After, when it is over, and Donovan slumbers like a contented baby, Ingrid finds herself quite unable to sleep despite, or because of, a weariness that is more existential than physical. For the first time in months, she thinks longingly of a cigarette.

He wakes slowly, sensing the emptiness of the bed. The water-filled sack beneath him moves in protest as he eases himself over the hard edge, his feet finding the floor. He stumbles out, avoiding the dressing table by habit but treading on a shoe.

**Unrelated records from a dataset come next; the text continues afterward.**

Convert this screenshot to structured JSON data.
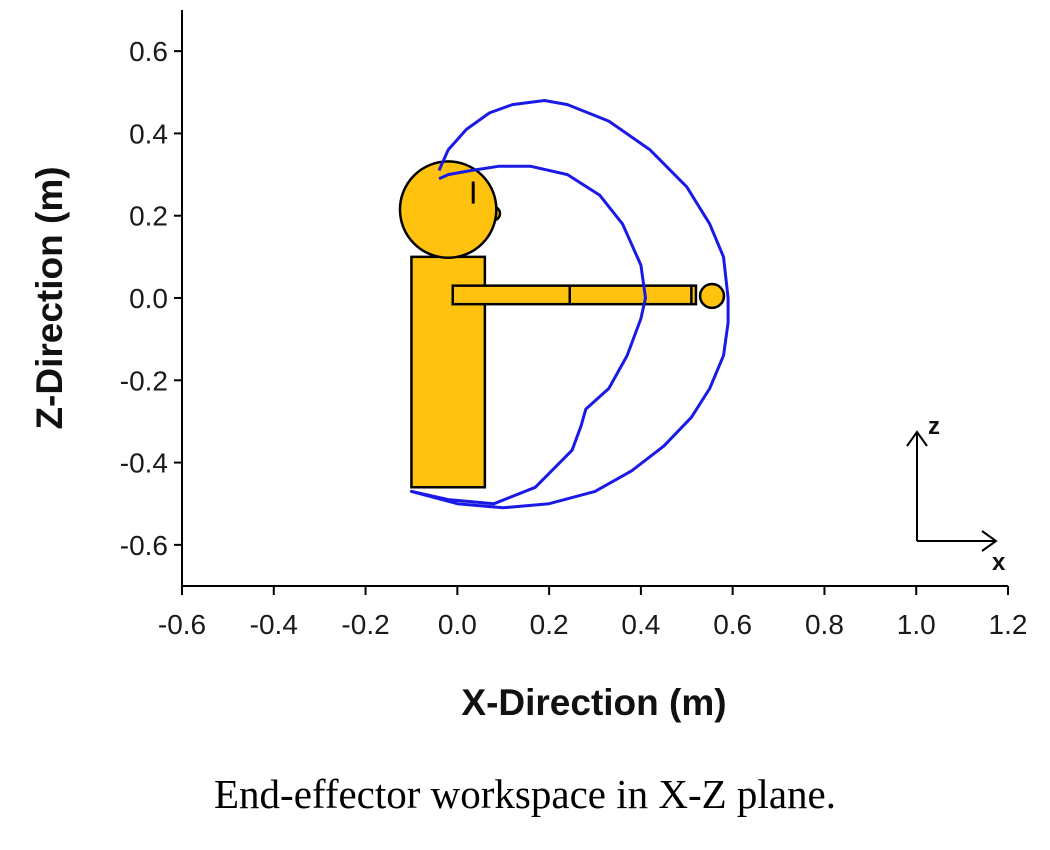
{
  "caption": "End-effector workspace in X-Z plane.",
  "colors": {
    "figure_fill": "#FFC20E",
    "figure_stroke": "#000000",
    "workspace": "#1A1AE6",
    "axis": "#000000"
  },
  "chart_data": {
    "type": "line",
    "title": "",
    "xlabel": "X-Direction (m)",
    "ylabel": "Z-Direction (m)",
    "xlim": [
      -0.6,
      1.2
    ],
    "ylim": [
      -0.7,
      0.7
    ],
    "xticks": [
      -0.6,
      -0.4,
      -0.2,
      0.0,
      0.2,
      0.4,
      0.6,
      0.8,
      1.0,
      1.2
    ],
    "yticks": [
      -0.6,
      -0.4,
      -0.2,
      0.0,
      0.2,
      0.4,
      0.6
    ],
    "xtick_labels": [
      "-0.6",
      "-0.4",
      "-0.2",
      "0.0",
      "0.2",
      "0.4",
      "0.6",
      "0.8",
      "1.0",
      "1.2"
    ],
    "ytick_labels": [
      "-0.6",
      "-0.4",
      "-0.2",
      "0.0",
      "0.2",
      "0.4",
      "0.6"
    ],
    "grid": false,
    "series": [
      {
        "color": "#1A1AE6",
        "x": [
          -0.04,
          -0.02,
          0.02,
          0.07,
          0.12,
          0.19,
          0.24,
          0.33,
          0.42,
          0.5,
          0.55,
          0.58,
          0.59,
          0.59,
          0.58,
          0.55,
          0.51,
          0.45,
          0.38,
          0.3,
          0.2,
          0.1,
          0.0,
          -0.1,
          -0.02,
          0.08,
          0.17,
          0.25,
          0.27,
          0.28,
          0.33,
          0.37,
          0.4,
          0.41,
          0.4,
          0.36,
          0.31,
          0.24,
          0.16,
          0.09,
          0.03,
          -0.02,
          -0.04
        ],
        "y": [
          0.31,
          0.36,
          0.41,
          0.45,
          0.47,
          0.48,
          0.47,
          0.43,
          0.36,
          0.27,
          0.18,
          0.1,
          0.0,
          -0.06,
          -0.14,
          -0.22,
          -0.29,
          -0.36,
          -0.42,
          -0.47,
          -0.5,
          -0.51,
          -0.5,
          -0.47,
          -0.49,
          -0.5,
          -0.46,
          -0.37,
          -0.31,
          -0.27,
          -0.22,
          -0.14,
          -0.05,
          0.0,
          0.08,
          0.18,
          0.25,
          0.3,
          0.32,
          0.32,
          0.31,
          0.3,
          0.29
        ]
      }
    ],
    "figure": {
      "torso": {
        "x0": -0.1,
        "x1": 0.06,
        "z0": -0.46,
        "z1": 0.1
      },
      "head": {
        "cx": -0.02,
        "cz": 0.215,
        "r": 0.105
      },
      "arm": {
        "x0": -0.01,
        "x1": 0.52,
        "z0": -0.015,
        "z1": 0.03,
        "joints": [
          0.245,
          0.51
        ]
      },
      "hand": {
        "cx": 0.555,
        "cz": 0.005,
        "r": 0.026
      }
    },
    "frame_labels": {
      "vertical": "z",
      "horizontal": "x"
    }
  }
}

She is sitting in the living room reading, her glasses huge on the end of her nose. She looks very small wearing his robe and her quick glance over the top of the specs has an element of guilt as she surreptitiously closes the book and places it face down on the table.

Her gaze softens as she sees him, naked rather than nude, shivering slightly in the coolness of the night. ‘He is only a little boy.” She thinks. His tousled bewilderment has nothing of the macho man. ‘Why, even his little boy is a little boy” she smiles to herself as she leads him back to bed, a wave of tenderness dispelling the dark thoughts of three a.m.

But the book remains on the table. It is ‘Uncoupling’ by Diane Vaughan; subtitled ‘How and Why Relationships come apart’. Although Ingrid and Donovan are asleep in each other’s arms I sadly fear that HE & SHE will shortly lose their ampersand. Eve has tasted the Apple!